Matthew M. Williams Is Back. Now What?
He’ll be presenting his first collection during this June’s Men’s Paris Fashion Week
If you’ve followed fashion for the past decade, you know Matthew M. Williams as the designer who made 1017 Alyx 9SM—or as someone I used to work with years ago once described the brand as streetwear with brains, and it was true, because it was not just another hype label. Matthew created a brand centered on something that went beyond just a very recognizable logo. Long before sustainability became a marketing checkbox, Alyx was already integrating materials like recycled nylon, eco-leather, and regenerated cotton into its collections, and even QR codes on tags so you could track where your garment was born. Cool streetwear, right?
But here’s the ugly truth: 1017 Alyx 9SM became very much a product also a product of its time. The streetwear boom was huge, and Williams rode that wave like a pro. Fast forward to today, most people have moved on. The streetwear aesthetic? Over, even Demna’s Balenciaga is at a discount. The hype? Fizzled out, unless it’s for a nostalgia remix. And Alyx? It didn’t exactly build a cult following you’d tattoo on your arm.
But Williams’ contributions to fashion haven’t been forgotten. Another big moment for him as a designer was his Givenchy tenure, and more specifically, his Fall/Winter 2023 collection — a shocking curveball.
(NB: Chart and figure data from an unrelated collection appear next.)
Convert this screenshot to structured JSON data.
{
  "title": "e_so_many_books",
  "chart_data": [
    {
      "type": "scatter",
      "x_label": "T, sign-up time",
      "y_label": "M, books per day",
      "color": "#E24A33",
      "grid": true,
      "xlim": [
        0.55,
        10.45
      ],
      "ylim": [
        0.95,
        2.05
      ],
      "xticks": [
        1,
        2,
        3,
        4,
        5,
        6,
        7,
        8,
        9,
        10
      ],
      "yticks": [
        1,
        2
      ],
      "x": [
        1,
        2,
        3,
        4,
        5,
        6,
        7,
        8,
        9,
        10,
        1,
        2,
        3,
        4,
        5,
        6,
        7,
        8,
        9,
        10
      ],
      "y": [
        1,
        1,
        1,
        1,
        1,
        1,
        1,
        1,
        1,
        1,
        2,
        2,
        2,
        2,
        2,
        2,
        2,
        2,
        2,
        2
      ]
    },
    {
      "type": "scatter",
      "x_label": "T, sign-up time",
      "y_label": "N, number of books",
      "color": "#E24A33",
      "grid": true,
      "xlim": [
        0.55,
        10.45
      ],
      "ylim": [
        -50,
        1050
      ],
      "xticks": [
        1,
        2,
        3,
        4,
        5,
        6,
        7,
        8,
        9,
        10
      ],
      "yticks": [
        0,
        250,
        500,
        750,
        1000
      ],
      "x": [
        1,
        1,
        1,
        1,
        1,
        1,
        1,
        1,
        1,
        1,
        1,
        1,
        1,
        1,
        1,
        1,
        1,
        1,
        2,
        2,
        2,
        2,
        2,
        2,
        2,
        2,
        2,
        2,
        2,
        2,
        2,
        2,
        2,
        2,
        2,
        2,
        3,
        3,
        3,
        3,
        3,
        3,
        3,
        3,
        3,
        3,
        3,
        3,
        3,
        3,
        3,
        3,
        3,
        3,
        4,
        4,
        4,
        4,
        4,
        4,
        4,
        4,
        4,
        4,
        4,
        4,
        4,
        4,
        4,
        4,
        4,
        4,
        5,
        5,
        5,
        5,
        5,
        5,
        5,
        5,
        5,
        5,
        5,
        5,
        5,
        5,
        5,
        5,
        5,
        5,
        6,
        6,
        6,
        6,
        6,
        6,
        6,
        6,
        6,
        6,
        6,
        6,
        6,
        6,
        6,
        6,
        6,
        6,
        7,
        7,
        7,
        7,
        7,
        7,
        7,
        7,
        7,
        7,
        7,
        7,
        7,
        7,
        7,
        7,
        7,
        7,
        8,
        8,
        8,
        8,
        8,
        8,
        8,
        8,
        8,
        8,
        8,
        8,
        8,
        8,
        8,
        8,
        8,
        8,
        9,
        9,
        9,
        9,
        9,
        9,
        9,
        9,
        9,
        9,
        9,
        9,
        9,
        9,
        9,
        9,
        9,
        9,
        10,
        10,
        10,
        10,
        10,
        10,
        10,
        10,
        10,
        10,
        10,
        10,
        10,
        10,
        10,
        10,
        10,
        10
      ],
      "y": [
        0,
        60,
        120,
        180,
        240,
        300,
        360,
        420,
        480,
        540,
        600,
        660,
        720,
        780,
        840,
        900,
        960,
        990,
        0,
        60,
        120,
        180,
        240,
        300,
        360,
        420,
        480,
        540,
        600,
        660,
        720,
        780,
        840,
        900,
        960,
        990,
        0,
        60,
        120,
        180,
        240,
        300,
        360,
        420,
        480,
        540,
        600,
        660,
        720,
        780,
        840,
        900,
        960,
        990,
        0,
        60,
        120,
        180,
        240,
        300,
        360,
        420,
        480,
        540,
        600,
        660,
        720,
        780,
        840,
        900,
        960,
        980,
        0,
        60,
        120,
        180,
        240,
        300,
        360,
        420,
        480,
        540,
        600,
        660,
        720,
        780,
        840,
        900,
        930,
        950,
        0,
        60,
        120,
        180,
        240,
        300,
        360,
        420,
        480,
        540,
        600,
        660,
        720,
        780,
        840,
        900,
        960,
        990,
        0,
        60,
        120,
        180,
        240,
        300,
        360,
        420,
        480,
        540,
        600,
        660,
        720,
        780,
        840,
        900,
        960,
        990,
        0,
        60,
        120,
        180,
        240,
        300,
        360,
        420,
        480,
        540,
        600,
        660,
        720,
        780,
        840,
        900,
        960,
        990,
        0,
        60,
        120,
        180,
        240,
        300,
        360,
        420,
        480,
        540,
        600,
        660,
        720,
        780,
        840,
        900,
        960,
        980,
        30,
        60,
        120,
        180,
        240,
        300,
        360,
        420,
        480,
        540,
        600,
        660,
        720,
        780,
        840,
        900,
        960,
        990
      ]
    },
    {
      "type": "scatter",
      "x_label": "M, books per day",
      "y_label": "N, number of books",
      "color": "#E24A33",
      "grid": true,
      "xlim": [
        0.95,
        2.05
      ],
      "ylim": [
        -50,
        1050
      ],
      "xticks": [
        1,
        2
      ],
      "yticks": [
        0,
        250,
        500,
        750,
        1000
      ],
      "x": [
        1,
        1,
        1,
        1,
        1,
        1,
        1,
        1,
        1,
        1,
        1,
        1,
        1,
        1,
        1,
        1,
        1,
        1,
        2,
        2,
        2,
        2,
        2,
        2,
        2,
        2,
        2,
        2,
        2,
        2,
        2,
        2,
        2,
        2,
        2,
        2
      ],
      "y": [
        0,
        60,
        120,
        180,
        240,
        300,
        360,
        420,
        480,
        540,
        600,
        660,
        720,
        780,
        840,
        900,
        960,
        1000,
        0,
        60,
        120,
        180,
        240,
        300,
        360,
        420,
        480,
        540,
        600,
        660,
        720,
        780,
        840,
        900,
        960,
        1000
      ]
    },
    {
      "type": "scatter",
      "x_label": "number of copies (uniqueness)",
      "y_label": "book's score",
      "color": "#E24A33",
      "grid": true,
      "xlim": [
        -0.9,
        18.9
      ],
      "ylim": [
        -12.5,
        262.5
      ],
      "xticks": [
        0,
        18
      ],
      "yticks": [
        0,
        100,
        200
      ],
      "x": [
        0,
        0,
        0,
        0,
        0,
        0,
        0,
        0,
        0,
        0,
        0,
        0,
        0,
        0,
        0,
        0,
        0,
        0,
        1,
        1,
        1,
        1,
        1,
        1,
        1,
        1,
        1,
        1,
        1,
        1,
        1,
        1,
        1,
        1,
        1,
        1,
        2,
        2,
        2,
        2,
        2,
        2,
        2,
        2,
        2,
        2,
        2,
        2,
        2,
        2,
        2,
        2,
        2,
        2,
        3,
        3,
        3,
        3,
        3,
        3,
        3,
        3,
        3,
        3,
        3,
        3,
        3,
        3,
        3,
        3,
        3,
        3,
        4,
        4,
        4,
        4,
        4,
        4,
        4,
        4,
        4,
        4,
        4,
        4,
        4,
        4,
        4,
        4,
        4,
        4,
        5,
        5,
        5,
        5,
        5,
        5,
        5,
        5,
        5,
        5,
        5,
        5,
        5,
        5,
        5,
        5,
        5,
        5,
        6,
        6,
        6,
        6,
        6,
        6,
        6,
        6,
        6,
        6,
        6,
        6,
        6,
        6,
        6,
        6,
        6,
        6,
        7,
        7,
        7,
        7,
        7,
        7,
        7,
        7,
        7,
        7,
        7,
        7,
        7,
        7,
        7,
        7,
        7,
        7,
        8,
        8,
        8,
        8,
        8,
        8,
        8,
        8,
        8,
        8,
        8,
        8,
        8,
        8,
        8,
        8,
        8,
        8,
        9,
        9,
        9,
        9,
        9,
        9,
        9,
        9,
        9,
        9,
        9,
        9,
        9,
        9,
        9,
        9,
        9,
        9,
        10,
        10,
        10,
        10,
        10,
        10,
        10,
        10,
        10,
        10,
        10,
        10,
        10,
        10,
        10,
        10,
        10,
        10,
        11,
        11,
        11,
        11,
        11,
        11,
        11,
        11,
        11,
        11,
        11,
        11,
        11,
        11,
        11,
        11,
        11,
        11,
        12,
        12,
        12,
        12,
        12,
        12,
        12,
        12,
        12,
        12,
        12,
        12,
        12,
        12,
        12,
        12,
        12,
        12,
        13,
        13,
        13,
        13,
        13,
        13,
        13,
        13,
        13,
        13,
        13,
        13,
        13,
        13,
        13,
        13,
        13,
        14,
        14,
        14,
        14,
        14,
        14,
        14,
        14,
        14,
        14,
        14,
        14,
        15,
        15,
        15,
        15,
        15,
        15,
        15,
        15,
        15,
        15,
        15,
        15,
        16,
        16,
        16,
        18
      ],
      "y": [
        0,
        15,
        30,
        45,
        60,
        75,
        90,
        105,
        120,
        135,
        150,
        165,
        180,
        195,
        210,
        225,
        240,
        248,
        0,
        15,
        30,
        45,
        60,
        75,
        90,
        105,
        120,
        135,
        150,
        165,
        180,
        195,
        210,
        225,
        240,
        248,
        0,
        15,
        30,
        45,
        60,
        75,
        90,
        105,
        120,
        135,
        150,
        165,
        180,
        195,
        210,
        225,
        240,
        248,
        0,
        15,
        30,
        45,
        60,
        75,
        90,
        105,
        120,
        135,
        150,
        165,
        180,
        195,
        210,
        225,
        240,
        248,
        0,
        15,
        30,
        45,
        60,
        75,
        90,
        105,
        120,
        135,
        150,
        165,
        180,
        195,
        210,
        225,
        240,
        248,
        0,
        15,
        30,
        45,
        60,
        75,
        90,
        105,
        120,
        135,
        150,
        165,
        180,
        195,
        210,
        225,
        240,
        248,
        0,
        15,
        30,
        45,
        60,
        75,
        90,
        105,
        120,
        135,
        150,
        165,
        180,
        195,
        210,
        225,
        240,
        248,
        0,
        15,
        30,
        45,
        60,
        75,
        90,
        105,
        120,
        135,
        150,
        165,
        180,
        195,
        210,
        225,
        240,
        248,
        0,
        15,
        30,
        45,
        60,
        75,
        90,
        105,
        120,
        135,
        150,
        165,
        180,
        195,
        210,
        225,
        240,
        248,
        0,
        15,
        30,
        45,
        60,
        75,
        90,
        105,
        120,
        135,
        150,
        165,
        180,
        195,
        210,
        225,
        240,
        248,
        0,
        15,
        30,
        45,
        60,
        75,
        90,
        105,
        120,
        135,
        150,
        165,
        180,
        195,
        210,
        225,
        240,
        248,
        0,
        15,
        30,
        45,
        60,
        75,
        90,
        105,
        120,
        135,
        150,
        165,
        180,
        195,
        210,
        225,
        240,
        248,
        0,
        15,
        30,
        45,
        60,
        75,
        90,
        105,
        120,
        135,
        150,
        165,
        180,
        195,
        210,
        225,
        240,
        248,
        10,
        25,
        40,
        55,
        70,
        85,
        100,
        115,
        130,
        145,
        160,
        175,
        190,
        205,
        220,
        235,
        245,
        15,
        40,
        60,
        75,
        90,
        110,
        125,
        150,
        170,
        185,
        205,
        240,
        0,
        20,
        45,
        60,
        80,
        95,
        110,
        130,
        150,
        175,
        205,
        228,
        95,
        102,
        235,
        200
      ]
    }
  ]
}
Suddenly, Matthew showed us a side of himself we barely expected: craftsmanship, layered tailoring, kilt skirts, and a heavy dose of archive references, along with the disappearance of any streetwear stamp. The clothes weren’t just cool overlays, they were actually thoughtful. And yes, there was talk about sustainability, but not the kind where brands throw buzzwords, it was a true appreciation of his craftsmanship talents.
Now, the news says that Williams is back with a new namesake brand. And as mentioned by WWD, it will be self-funded, selectively sourced from trusted suppliers in Japan and Italy, and supposedly committed to transparency and quality. And you don’t have to worry, because there will be no streetwear revival here, no recycled hype cycles. Just clothes with a conscience and a story to tell—his story to tell.
Sounds good on paper. But here’s the red flag for opening an independent label today: the economy sucks, the fashion world is unstable, and launching a new brand right now feels like throwing a party during Mercury retrograde—everyone’s stressed, broke and burnt out. Unlike Phoebe Philo, who had a cult following waiting to throw money at anything with her name, Williams doesn’t have that luxury. No one’s waiting at the edge of their seat, and Alyx doesn’t have that mythical legacy to pull nostalgia strings.
His FW23 Givenchy show was a taste of what could be the best memory we have of his tenure — beautiful layering, interesting fabrics, respect for the archives. But to win in today’s game, he’ll need ten times that and a good story that goes beyond a poem he published on his Instagram account. More innovation, more personality, more of whatever makes people care. Because craftsmanship and sustainability aren’t bonuses anymore, they’re just the entry ticket.
So yeah, Matthew M. Williams is back. And while that’s exciting, it’s also a huge question mark. Can he turn his “conscious couture” ideas into a brand people actually want to wear and worship? Or will he just be another talented creative lost in the endless cycle of fashion comebacks?
We’re watching. And you should, too.